8. A milling apparatus according to claim 7 in which the motor is a variable speed motor and the apparatus additionally comprises a micro-processor for controlling the speed of the motor wherein temperature control of the material to be milled is achieved by varying the speed of the motor to maintain the temperature below a preset temperature limitation.

9. A milling apparatus according to any one of the preceding claims wherein the through slots in the upper wall extend from an outer surface of the upper wall to an inner surface of the upper wall and are formed so that, in the direction of rotation of the upper wall, the outer leading edge of each slot precedes the inner leading edge of that slot.

10. A milling apparatus according to any one of the preceding claims, wherein the through slots in the side wall extend from the outer surface of the side wall to the inner surface of the side wall and are formed so that, in the direction of rotation of the side wall, the inner leading edge of each slot precedes the outer leading edge of that slot.

11. A milling apparatus according to any of the preceding claims, further comprising a screen operable to retain the said grinding charge in the

12. A centrifuge grinding separator for a milling machine which separator comprises:

an upper wall formed with a plurality of through slots;

a side wall formed with a plurality of through slots; and an open ended chamber defined by internal surfaces of the upper wall and the side wall arranged such that rotation of the side wall formed with a plurality of through slots continually pressurizes such a grinding charge so as to force such a grinding charge from the centre of the centrifuge grinding separator upward and over the periphery of the separator and downward and under the periphery of the separator and drawing such a grinding charge back into the open ended chamberof the separator.

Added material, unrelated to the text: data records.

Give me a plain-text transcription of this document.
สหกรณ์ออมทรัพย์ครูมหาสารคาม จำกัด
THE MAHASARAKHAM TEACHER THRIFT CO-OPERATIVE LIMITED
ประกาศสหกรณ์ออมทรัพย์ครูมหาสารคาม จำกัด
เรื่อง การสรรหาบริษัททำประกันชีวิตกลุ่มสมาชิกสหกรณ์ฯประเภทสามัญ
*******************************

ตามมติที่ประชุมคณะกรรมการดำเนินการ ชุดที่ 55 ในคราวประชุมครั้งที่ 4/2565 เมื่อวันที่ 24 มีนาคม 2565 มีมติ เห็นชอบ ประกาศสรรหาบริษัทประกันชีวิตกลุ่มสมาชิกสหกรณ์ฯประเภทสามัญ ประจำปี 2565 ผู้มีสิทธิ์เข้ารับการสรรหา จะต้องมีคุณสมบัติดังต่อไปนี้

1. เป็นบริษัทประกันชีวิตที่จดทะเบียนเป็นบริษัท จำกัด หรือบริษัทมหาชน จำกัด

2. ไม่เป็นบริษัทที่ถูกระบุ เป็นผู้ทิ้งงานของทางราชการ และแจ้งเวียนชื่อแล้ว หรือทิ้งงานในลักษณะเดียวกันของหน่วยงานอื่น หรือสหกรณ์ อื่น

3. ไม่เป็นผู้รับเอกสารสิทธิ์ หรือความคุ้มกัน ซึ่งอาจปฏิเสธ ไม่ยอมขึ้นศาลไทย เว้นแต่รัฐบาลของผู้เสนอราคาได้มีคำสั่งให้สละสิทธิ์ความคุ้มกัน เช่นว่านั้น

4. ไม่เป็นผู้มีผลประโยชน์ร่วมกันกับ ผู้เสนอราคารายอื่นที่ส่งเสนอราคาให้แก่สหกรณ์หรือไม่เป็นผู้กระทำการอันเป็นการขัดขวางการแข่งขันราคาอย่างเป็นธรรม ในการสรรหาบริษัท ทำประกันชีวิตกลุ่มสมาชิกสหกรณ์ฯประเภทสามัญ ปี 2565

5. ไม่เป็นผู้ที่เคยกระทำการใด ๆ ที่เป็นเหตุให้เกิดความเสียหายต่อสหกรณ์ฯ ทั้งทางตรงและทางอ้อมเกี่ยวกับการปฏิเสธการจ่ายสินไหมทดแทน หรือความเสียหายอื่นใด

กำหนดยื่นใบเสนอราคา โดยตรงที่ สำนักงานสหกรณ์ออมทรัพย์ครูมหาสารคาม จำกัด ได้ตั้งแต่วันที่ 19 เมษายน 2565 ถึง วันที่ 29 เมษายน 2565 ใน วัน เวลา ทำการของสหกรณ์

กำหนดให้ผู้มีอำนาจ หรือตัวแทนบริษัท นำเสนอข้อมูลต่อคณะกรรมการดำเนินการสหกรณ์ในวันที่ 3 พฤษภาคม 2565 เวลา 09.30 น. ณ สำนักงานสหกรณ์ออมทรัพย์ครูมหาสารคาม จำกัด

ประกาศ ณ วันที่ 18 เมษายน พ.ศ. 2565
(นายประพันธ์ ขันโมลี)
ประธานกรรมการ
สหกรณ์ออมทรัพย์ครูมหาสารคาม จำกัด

13. A centrifuge grinding separator as claimed in claim 11, wherein the grinding separator is formed from a single piece of material.

14. A centrifuge grinding separator as claimed in claim 11 or 12, wherein the through slots in the upper wall extend from an outer surface of the upper wall to an inner surface of the upper wall and are formed so that, in the direction of rotation of the upper wall, the outer leading edge of each slot precedes the inner leading edge of that slot.

15. A centrifuge grinding separator as claimed in claims 11 to 13, wherein the through slots in the side wall extend from the outer surface of the side wall to the inner surface of the side wall and are formed so that, in the direction of rotation of the side wall, the inner leading edge of each slot precedes the outer leading edge of that slot.

16. A method of milling using a milling apparatus according to any one of claims 1 to 11, comprising the steps of:

loading the grinding chamber with a grinding charge;

introducing a material to be milled into the grinding chamber; and rotatingly driving the centrifuge grinding separator.